The EUR/USD has come under pressure on Wednesday as traders await the release of the Federal Open Market Committee (FOMC) minutes later on today, and HCOB PMI data from the Eurozone and Germany due out on Thursday.
The USD was up due to improved US bond yields. On the other hand, the euro was under pressure as the market remained cautious amidst diminished expectations for early interest rate cuts. However, given the close trade ties between China and the Eurozone, the single currency may strengthen following China’s decision to lower its five-year Loan Prime Rate (LPR) by 25 basis points (bps) to support its economy. Scheduled for release on Thursday is the HCOB Purchasing Managers Index (PMI) data from the Eurozone and Germany, which will draw attention among traders.
Eurozone economy and inflation
Economists at ING have noted that today’s release of the Eurozone consumer confidence data for February may show an improvement, despite challenges, since there are hopeful signs the Eurozone economy is growing. Wage growth has beaten inflation, and this will potentially result in a boost from an increase in real incomes.

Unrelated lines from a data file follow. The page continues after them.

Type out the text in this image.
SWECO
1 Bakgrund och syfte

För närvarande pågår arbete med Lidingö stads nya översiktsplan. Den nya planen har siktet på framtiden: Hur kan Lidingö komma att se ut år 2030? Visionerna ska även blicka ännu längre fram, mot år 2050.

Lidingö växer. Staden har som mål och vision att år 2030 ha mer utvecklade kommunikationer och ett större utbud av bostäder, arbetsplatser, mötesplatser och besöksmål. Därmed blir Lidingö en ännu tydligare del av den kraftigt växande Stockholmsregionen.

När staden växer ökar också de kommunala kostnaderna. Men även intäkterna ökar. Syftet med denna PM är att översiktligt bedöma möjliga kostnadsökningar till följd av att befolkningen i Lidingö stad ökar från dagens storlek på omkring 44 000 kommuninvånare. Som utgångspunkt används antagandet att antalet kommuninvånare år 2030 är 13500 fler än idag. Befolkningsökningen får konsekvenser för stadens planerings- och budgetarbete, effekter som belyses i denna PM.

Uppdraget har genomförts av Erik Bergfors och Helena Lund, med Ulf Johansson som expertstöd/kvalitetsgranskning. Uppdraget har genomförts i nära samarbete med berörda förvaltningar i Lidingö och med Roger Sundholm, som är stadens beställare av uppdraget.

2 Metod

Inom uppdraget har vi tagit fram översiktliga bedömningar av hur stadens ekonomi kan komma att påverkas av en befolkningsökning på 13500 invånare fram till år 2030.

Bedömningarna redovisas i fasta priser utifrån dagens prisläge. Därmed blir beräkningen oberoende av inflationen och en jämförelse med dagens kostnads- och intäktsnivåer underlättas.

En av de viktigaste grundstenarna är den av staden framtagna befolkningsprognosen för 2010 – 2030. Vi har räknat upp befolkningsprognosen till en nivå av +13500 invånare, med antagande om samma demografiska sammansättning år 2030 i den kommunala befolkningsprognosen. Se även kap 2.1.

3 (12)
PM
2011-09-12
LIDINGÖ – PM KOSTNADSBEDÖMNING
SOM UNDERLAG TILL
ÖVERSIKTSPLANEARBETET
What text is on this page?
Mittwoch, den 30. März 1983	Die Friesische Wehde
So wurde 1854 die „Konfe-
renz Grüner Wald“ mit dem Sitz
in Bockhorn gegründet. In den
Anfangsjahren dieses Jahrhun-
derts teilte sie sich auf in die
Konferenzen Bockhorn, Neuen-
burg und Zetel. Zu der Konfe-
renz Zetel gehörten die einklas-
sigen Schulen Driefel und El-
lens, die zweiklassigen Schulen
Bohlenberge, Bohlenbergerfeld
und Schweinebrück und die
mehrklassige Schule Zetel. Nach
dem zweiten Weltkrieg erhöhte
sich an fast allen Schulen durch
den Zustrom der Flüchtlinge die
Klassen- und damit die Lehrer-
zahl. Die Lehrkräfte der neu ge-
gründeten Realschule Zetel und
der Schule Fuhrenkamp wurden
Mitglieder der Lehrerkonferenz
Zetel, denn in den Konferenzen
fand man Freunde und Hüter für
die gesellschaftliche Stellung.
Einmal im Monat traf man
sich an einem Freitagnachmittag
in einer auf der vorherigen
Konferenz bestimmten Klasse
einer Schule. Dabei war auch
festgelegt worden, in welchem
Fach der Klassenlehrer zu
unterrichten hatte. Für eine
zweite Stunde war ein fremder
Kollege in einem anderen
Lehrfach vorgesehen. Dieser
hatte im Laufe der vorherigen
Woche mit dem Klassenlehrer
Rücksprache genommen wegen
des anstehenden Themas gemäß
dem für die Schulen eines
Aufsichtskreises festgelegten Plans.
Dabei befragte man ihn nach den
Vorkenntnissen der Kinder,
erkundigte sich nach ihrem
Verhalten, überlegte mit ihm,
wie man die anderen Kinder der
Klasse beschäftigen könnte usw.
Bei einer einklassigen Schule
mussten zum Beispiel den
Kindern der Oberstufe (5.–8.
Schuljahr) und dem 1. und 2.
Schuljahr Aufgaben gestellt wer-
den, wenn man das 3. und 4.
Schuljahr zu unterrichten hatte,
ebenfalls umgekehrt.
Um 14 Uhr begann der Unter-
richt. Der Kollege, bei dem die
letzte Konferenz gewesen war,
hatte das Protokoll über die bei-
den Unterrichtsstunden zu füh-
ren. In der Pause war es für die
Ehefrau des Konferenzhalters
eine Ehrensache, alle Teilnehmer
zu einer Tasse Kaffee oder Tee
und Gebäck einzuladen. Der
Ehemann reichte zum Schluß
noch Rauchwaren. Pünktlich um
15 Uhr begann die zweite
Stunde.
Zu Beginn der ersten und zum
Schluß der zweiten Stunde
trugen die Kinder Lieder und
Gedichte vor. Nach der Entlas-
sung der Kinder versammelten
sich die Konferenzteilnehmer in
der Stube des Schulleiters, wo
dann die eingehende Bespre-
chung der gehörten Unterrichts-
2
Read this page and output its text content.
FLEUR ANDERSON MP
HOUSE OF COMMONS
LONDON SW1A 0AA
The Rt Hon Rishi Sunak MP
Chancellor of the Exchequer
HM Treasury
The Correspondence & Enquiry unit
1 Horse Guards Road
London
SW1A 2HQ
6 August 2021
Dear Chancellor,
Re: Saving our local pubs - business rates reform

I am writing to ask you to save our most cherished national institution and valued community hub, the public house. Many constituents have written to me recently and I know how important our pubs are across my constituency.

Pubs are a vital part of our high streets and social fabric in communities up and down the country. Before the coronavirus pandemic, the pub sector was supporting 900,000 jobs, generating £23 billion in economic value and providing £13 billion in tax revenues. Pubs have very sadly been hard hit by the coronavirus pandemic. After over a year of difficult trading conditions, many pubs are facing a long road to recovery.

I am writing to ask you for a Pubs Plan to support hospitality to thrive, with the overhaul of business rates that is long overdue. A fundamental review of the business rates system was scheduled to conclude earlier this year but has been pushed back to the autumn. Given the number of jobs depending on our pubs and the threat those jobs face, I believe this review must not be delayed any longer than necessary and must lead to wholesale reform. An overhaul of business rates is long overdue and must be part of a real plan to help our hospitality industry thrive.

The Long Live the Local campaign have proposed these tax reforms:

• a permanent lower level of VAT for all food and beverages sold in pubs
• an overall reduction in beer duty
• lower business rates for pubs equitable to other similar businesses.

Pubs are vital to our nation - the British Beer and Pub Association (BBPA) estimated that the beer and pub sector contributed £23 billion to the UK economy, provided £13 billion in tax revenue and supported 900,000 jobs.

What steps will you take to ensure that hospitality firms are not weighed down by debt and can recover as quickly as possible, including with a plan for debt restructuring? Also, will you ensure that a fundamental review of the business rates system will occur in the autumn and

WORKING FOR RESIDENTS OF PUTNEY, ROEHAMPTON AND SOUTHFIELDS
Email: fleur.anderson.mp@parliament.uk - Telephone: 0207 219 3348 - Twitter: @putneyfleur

In the upcoming months inflation may fall according to economists at Deutsche Bundesbank. The earlier timing of Easter this year may influence the prices of package holidays and affect the inflation rate. The German Buba Monthly Report has shown that inflation for food and other goods will possibly drop further in the coming months. But price pressures in the services sector are forecast to decline at a slower pace, due to the persistent strength in wage growth.
FOMC minutes
All eyes will be on the FOMC minutes later today and investors will be closely watching the release to gain further insights into the Fed’s position on interest rates.
The US Federal Reserve is expected to maintain its high policy rates for an extended period to manage stubborn inflationary pressures, particularly after the release of last week’s strong consumer and producer prices from the US.
The USD may continue strengthening if the minutes have a hawkish tone and the committee highlights a cautious approach for the year ahead.
Fed rate cuts
The recent shift between market and Fed expectations over the timing and pace of monetary easing this year has led markets to push back their expectations around the timing of the first rate cut from March to June. According to the CME FedWatch Tool, the likelihood of a Fed rate cut has significantly diminished to 8.5% for March and 30.7% for May. Market sentiment is now shifting towards easing starting in June, with a possibility of 54.3%.
The current prediction of four 25bp cuts contradicts recent Chair of the Federal Reserve Jerome Powell’s comments who has called for two or three rate cuts. The Federal Reserve’s dot plot for this year suggests an expectation of 75 basis points in rate cuts, while the Fed funds futures market is pricing in 89 basis points in interest rate cuts.
The multinational banking and financial services company, Australia and New Zealand Banking Group (ANZ) forecasts that the Federal Reserve (Fed) will start cutting rates from July 2024.